He was a man of his principles. But he didn’t always stick to them.

Wendy Kaminer
columnist

Topics USA

Justice Scalia was America’s fiercest, most influential advocate of constitutional originalism, a theory of judicial modesty demanding adherence to the text of the Constitution and the historic notions of rights and liberty it reflected. But rhetorically, at least, Scalia was perhaps our most immodest justice, whose alternately entertaining and infuriatingly scathing dissents were nothing if not supremely self-assured.

This is an amusing irony but not a contradiction. You can have little doubt about the rightness of your own personal beliefs while abjuring opportunities to impose those beliefs on the law. Did Scalia do so? Do his opinions exemplify, not in style, but in substance, the judicial restraint, or modesty, he advocated? Not always, and his own lack of consistency in adhering to the philosophy he championed is what complicates his legacy.
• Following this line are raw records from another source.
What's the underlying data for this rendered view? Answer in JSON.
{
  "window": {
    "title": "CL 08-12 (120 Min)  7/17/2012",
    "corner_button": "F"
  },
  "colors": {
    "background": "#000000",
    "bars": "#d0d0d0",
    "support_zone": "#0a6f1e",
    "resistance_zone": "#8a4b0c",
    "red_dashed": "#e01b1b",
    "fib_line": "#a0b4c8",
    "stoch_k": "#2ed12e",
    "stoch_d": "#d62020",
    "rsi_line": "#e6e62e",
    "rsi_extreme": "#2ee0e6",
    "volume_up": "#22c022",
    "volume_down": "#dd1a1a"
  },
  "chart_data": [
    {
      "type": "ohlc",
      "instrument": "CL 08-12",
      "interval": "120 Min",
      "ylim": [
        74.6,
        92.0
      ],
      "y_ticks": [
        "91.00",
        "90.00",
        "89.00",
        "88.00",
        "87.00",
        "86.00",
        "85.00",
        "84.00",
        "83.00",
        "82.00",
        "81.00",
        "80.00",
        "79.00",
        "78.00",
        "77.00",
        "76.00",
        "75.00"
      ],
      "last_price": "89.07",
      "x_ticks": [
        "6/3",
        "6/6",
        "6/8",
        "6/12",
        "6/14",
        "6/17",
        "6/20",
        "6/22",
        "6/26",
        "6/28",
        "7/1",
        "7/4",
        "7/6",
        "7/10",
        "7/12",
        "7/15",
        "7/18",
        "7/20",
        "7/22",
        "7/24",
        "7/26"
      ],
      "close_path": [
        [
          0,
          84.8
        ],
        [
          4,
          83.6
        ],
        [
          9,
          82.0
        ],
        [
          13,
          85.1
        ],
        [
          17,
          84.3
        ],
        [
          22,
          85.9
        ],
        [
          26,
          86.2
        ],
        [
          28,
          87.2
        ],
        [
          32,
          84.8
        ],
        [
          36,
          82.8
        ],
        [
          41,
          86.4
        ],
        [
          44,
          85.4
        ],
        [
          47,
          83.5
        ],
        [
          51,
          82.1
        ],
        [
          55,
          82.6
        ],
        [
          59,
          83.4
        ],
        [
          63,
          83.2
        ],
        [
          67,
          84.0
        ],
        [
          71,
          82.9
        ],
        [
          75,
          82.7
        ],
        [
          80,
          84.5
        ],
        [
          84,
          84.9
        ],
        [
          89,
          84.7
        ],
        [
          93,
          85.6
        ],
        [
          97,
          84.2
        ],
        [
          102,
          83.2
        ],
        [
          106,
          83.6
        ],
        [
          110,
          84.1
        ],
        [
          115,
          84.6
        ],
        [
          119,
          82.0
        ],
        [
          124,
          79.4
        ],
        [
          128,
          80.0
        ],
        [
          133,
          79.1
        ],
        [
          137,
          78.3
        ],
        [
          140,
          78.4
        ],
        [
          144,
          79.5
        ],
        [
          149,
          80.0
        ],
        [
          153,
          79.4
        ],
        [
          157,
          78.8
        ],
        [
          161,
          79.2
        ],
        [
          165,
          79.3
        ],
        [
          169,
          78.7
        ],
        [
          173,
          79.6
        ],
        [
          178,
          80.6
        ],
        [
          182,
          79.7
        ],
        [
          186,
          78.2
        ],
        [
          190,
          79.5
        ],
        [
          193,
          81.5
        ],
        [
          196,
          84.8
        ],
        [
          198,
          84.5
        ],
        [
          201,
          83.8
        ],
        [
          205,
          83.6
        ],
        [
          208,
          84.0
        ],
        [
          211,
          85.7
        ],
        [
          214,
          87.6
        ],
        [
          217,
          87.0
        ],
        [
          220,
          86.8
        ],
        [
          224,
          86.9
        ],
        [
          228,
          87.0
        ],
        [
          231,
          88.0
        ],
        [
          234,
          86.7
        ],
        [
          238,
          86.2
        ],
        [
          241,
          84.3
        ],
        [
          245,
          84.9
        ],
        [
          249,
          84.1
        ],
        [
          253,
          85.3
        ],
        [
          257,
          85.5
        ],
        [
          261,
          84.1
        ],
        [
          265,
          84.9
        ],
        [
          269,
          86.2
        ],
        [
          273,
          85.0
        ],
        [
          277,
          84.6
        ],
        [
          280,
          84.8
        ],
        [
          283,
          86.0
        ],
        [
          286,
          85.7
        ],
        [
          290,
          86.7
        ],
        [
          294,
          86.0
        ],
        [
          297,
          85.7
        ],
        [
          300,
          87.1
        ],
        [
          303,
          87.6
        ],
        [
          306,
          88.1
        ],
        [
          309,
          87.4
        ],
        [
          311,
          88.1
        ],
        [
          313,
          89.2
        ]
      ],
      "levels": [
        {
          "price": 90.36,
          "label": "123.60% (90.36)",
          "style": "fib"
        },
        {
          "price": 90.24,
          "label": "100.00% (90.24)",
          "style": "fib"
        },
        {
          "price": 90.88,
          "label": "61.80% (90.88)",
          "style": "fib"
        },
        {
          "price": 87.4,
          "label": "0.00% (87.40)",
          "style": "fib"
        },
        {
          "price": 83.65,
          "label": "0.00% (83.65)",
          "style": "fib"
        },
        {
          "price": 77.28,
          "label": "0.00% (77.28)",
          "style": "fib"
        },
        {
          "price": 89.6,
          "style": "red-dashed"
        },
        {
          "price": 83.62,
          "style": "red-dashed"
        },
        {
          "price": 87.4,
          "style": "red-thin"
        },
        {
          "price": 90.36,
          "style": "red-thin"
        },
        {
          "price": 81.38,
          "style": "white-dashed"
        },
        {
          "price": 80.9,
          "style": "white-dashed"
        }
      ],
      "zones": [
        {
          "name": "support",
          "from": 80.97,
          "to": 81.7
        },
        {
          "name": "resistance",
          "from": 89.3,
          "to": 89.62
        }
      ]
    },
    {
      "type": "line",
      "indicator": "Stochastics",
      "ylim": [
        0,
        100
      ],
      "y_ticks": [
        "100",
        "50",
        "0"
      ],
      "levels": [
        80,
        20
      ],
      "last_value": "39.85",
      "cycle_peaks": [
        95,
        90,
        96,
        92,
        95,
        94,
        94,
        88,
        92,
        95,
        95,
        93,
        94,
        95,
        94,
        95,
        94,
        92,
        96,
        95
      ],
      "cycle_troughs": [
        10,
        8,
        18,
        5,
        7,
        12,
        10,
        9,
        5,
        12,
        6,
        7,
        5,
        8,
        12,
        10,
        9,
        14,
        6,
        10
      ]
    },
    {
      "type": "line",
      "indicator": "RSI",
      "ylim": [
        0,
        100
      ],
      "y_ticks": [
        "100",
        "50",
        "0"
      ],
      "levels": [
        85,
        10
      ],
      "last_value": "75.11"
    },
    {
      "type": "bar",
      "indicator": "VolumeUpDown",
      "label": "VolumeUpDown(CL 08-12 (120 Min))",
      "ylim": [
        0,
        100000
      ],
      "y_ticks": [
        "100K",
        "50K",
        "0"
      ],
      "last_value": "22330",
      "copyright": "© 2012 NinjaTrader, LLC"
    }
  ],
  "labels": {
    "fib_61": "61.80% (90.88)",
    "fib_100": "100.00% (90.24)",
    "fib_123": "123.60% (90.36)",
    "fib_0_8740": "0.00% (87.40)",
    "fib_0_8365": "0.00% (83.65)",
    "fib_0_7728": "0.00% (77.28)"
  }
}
He failed most dramatically to practise what he preached in considering gay rights. There are reasoned, unbiased arguments against extending federal constitutional protection to same-sex marriage (instead of deferring to the states), and Scalia referenced them in his dissent in Obergefell vs Hodges (the equal-marriage case). But given his vituperative characterisation of homosexuality in previous gay-rights cases, associating it with murder, bestiality and incest, his stated reliance on judicial restraint in opposing a constitutional same-sex-marriage right was simply not believable.

Scalia himself seemed to intuit as much, opening his dissent in Obergefell with an unconvincing and uncharacteristically defensive shrug: ‘The substance of today’s decree is not of immense personal importance to me. The law can recognise as marriage whatever sexual attachments and living arrangements it wishes… it is not of special importance to me.’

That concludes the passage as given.